Has he got adhd in there ?

MistletoeandJd · 28/12/2023 23:08

It seems like he wants to push your boundaries I don't know if that's so you'll kick him out and he will get fully hooked and then be able to blame you ( this would absolutely not be your fault but it's a scapegoat) or he's getting some k8nd of 'high' out of the reactions ( adrenaline seeking ) I've met many fathers and I would say 50% are the nice normal calm ones at bedtimes and 50% for get into some manic play situations and don't even think twice. I think it's because many men find it easy to just fall asleep no matter what they've been doing so they think babies are the same ? I'm not sure that bits malicious but you can probably gauge him better.

uhtredsonofuhtred1 · 28/12/2023 23:10

He sounds like my abusive narcissistic ex to be honest. He'd deliberately wake the baby or toddler up, he'd deliberately do the opposite of any parenting issue that I spoke about trying and I later found out that he'd been doing coke for the last year or so of our relationship which, when I look back, I can see the escalation of his abusive behaviour coincided with the coke use!

Just get rid.
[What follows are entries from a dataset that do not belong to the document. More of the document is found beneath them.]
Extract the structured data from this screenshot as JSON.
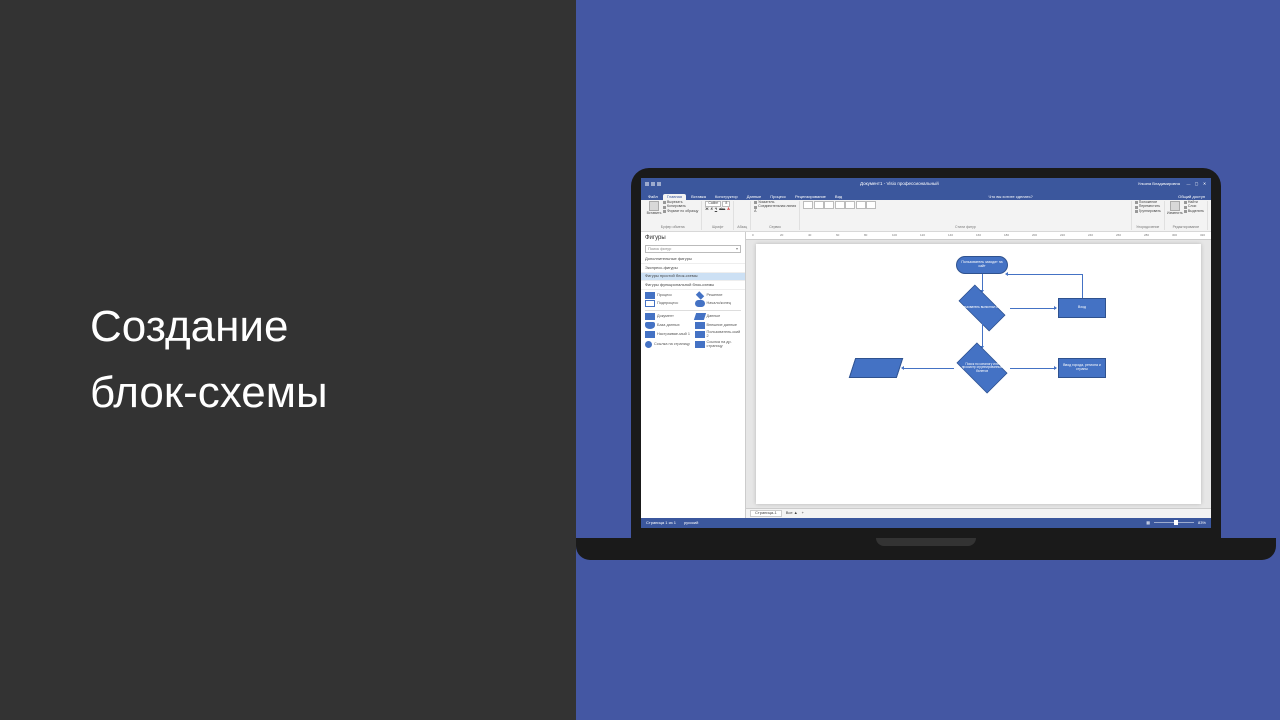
{
  "slide": {
    "title_line1": "Создание",
    "title_line2": "блок-схемы"
  },
  "app": {
    "titlebar": {
      "doc_title": "Документ1 - Visio профессиональный",
      "user": "Ульяна Владимировна",
      "win_min": "—",
      "win_max": "▢",
      "win_close": "✕"
    },
    "tabs": {
      "items": [
        "Файл",
        "Главная",
        "Вставка",
        "Конструктор",
        "Данные",
        "Процесс",
        "Рецензирование",
        "Вид"
      ],
      "tell_me": "Что вы хотите сделать?",
      "share": "Общий доступ"
    },
    "ribbon": {
      "clipboard": {
        "label": "Буфер обмена",
        "paste": "Вставить",
        "cut": "Вырезать",
        "copy": "Копировать",
        "painter": "Формат по образцу"
      },
      "font": {
        "label": "Шрифт",
        "name": "Calibri",
        "size": "8",
        "bold": "Ж",
        "italic": "К",
        "underline": "Ч",
        "strike": "abc",
        "color": "A"
      },
      "paragraph": {
        "label": "Абзац"
      },
      "tools": {
        "label": "Сервис",
        "pointer": "Указатель",
        "connector": "Соединительная линия",
        "text": "A"
      },
      "shape_styles": {
        "label": "Стили фигур"
      },
      "arrange": {
        "label": "Упорядочение",
        "align": "Положение",
        "bring": "Переместить",
        "group": "Группировать"
      },
      "edit": {
        "label": "Редактирование",
        "change": "Изменить",
        "find": "Найти",
        "select": "Выделить",
        "layers": "Слои"
      }
    },
    "shapes_pane": {
      "title": "Фигуры",
      "search_placeholder": "Поиск фигур",
      "more": "Дополнительные фигуры",
      "quick": "Экспресс-фигуры",
      "stencils": [
        "Фигуры простой блок-схемы",
        "Фигуры функциональной блок-схемы"
      ],
      "items": [
        {
          "name": "Процесс"
        },
        {
          "name": "Решение"
        },
        {
          "name": "Подпроцесс"
        },
        {
          "name": "Начало/конец"
        },
        {
          "name": "Документ"
        },
        {
          "name": "Данные"
        },
        {
          "name": "База данных"
        },
        {
          "name": "Внешние данные"
        },
        {
          "name": "Настраивае-мый 1"
        },
        {
          "name": "Пользователь-ский 2"
        },
        {
          "name": "Ссылка на страницу"
        },
        {
          "name": "Ссылка на др. страницу"
        }
      ]
    },
    "flowchart": {
      "n1": "Пользователь заходит на сайт",
      "n2": "Пользователь выполнил вход?",
      "n3": "Вход",
      "n4": "Поиск по каталогу или просмотр сгруппированных билетов",
      "n5": "",
      "n6": "Ввод города, региона и страны"
    },
    "pagetabs": {
      "page": "Страница-1",
      "all": "Все ▲",
      "add": "+"
    },
    "status": {
      "left": "Страница 1 из 1",
      "lang": "русский",
      "zoom": "83%"
    },
    "ruler_ticks": [
      "0",
      "20",
      "40",
      "60",
      "80",
      "100",
      "120",
      "140",
      "160",
      "180",
      "200",
      "220",
      "240",
      "260",
      "280",
      "300",
      "320"
    ]
  }
}
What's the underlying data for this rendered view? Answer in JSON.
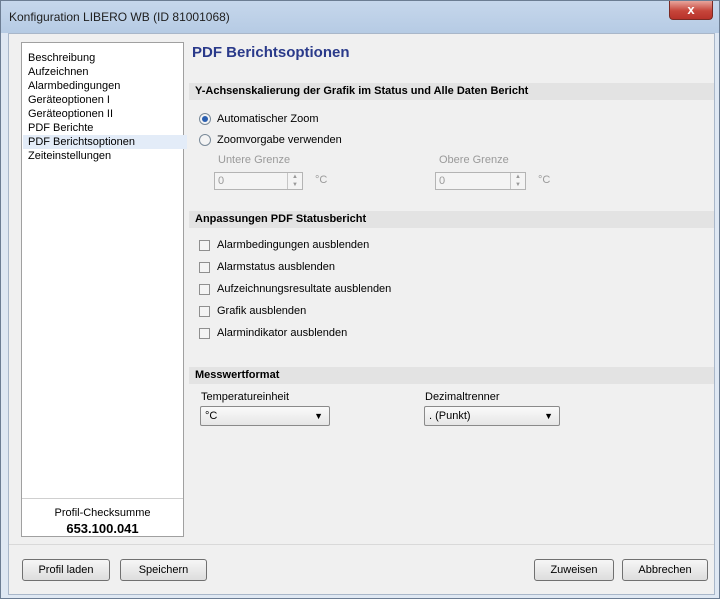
{
  "window": {
    "title": "Konfiguration LIBERO WB (ID 81001068)",
    "close_label": "x"
  },
  "sidebar": {
    "items": [
      {
        "label": "Beschreibung"
      },
      {
        "label": "Aufzeichnen"
      },
      {
        "label": "Alarmbedingungen"
      },
      {
        "label": "Geräteoptionen I"
      },
      {
        "label": "Geräteoptionen II"
      },
      {
        "label": "PDF Berichte"
      },
      {
        "label": "PDF Berichtsoptionen"
      },
      {
        "label": "Zeiteinstellungen"
      }
    ],
    "selected": "PDF Berichtsoptionen",
    "checksum_label": "Profil-Checksumme",
    "checksum_value": "653.100.041"
  },
  "main": {
    "title": "PDF Berichtsoptionen",
    "y_section": {
      "heading": "Y-Achsenskalierung der Grafik im Status und Alle Daten Bericht",
      "option_auto": "Automatischer Zoom",
      "option_manual": "Zoomvorgabe verwenden",
      "selected": "Automatischer Zoom",
      "lower_label": "Untere Grenze",
      "lower_value": "0",
      "upper_label": "Obere Grenze",
      "upper_value": "0",
      "unit": "°C"
    },
    "status_section": {
      "heading": "Anpassungen PDF Statusbericht",
      "options": [
        {
          "label": "Alarmbedingungen ausblenden",
          "checked": false
        },
        {
          "label": "Alarmstatus ausblenden",
          "checked": false
        },
        {
          "label": "Aufzeichnungsresultate ausblenden",
          "checked": false
        },
        {
          "label": "Grafik ausblenden",
          "checked": false
        },
        {
          "label": "Alarmindikator ausblenden",
          "checked": false
        }
      ]
    },
    "format_section": {
      "heading": "Messwertformat",
      "temp_label": "Temperatureinheit",
      "temp_value": "°C",
      "decimal_label": "Dezimaltrenner",
      "decimal_value": ". (Punkt)"
    }
  },
  "footer": {
    "load_label": "Profil laden",
    "save_label": "Speichern",
    "assign_label": "Zuweisen",
    "cancel_label": "Abbrechen"
  }
}
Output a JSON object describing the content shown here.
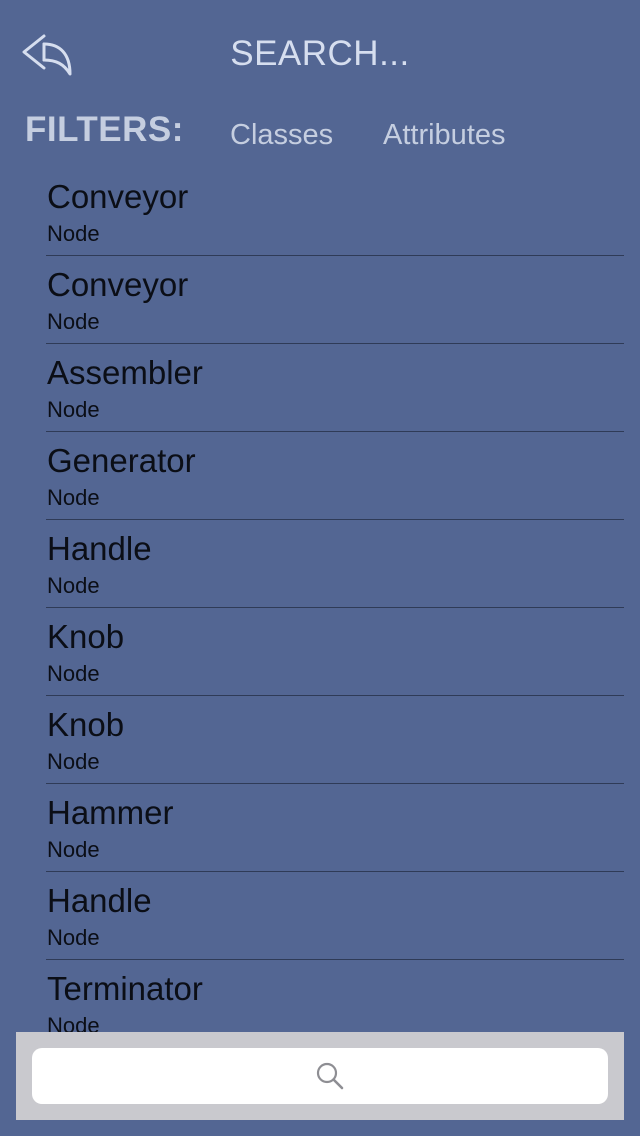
{
  "header": {
    "title": "SEARCH...",
    "back_icon": "reply-arrow-icon"
  },
  "filters": {
    "label": "FILTERS:",
    "tabs": [
      {
        "label": "Classes"
      },
      {
        "label": "Attributes"
      }
    ]
  },
  "results": [
    {
      "name": "Conveyor",
      "type": "Node"
    },
    {
      "name": "Conveyor",
      "type": "Node"
    },
    {
      "name": "Assembler",
      "type": "Node"
    },
    {
      "name": "Generator",
      "type": "Node"
    },
    {
      "name": "Handle",
      "type": "Node"
    },
    {
      "name": "Knob",
      "type": "Node"
    },
    {
      "name": "Knob",
      "type": "Node"
    },
    {
      "name": "Hammer",
      "type": "Node"
    },
    {
      "name": "Handle",
      "type": "Node"
    },
    {
      "name": "Terminator",
      "type": "Node"
    }
  ],
  "search": {
    "placeholder": "",
    "icon": "search-icon"
  },
  "colors": {
    "background": "#536693",
    "header_text": "#d6deef",
    "filter_text": "#c5cee0",
    "item_text": "#0b0e16",
    "divider": "#2f3b57",
    "search_bar_bg": "#c9c9ce",
    "search_field_bg": "#ffffff"
  }
}
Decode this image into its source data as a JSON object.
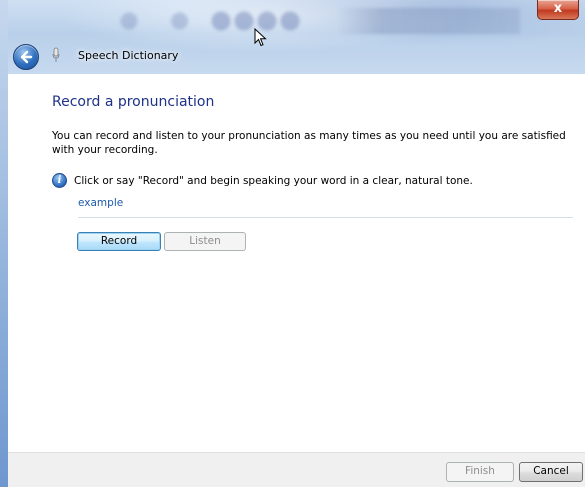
{
  "window": {
    "title": "Speech Dictionary",
    "close_label": "x"
  },
  "page": {
    "title": "Record a pronunciation",
    "description": "You can record and listen to your pronunciation as many times as you need until you are satisfied with your recording.",
    "info_text": "Click or say \"Record\" and begin speaking your word in a clear, natural tone.",
    "word": "example"
  },
  "buttons": {
    "record": "Record",
    "listen": "Listen",
    "finish": "Finish",
    "cancel": "Cancel"
  },
  "colors": {
    "title_blue": "#1e3287",
    "link_blue": "#1c5aa8"
  },
  "icons": {
    "back": "back-arrow-icon",
    "info": "info-icon",
    "app": "microphone-icon",
    "cursor": "mouse-pointer-icon"
  }
}
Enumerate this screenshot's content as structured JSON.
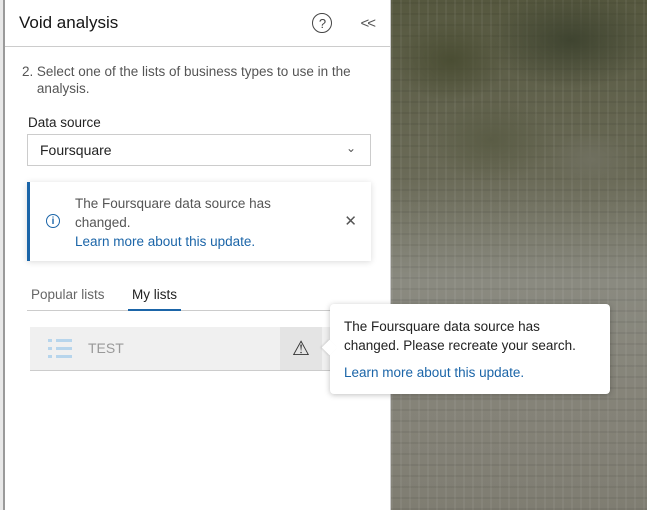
{
  "panel": {
    "title": "Void analysis",
    "help_icon": "?",
    "collapse_icon": "<<",
    "step_number": "2.",
    "step_text": "Select one of the lists of business types to use in the analysis.",
    "data_source_label": "Data source",
    "data_source_value": "Foursquare",
    "notice": {
      "message": "The Foursquare data source has changed.",
      "link": "Learn more about this update."
    },
    "tabs": [
      {
        "label": "Popular lists"
      },
      {
        "label": "My lists"
      }
    ],
    "list_item": {
      "name": "TEST",
      "warning_icon": "⚠"
    }
  },
  "popover": {
    "message": "The Foursquare data source has changed. Please recreate your search.",
    "link": "Learn more about this update."
  },
  "colors": {
    "accent": "#1b65a8"
  }
}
Life is too short to waste it on losers that don't add happiness to your life.

Tinkerbyebye · 28/12/2023 23:11

Why are you even with him

tell him to leave and don’t c9me back, he can go and stay at his mums

category12 · 28/12/2023 23:32

I just want to understand why he’s maybe trying to go out his way to annoy me recently & why his temper is possibly getting worse if he was off stuff for 6 weeks

Possibly to provoke an argument so he can use it as an excuse to go off on a binge.

Moonchild5 · 29/12/2023 00:24

MistletoeandJd · 28/12/2023 23:04

Has he got adhd in there ?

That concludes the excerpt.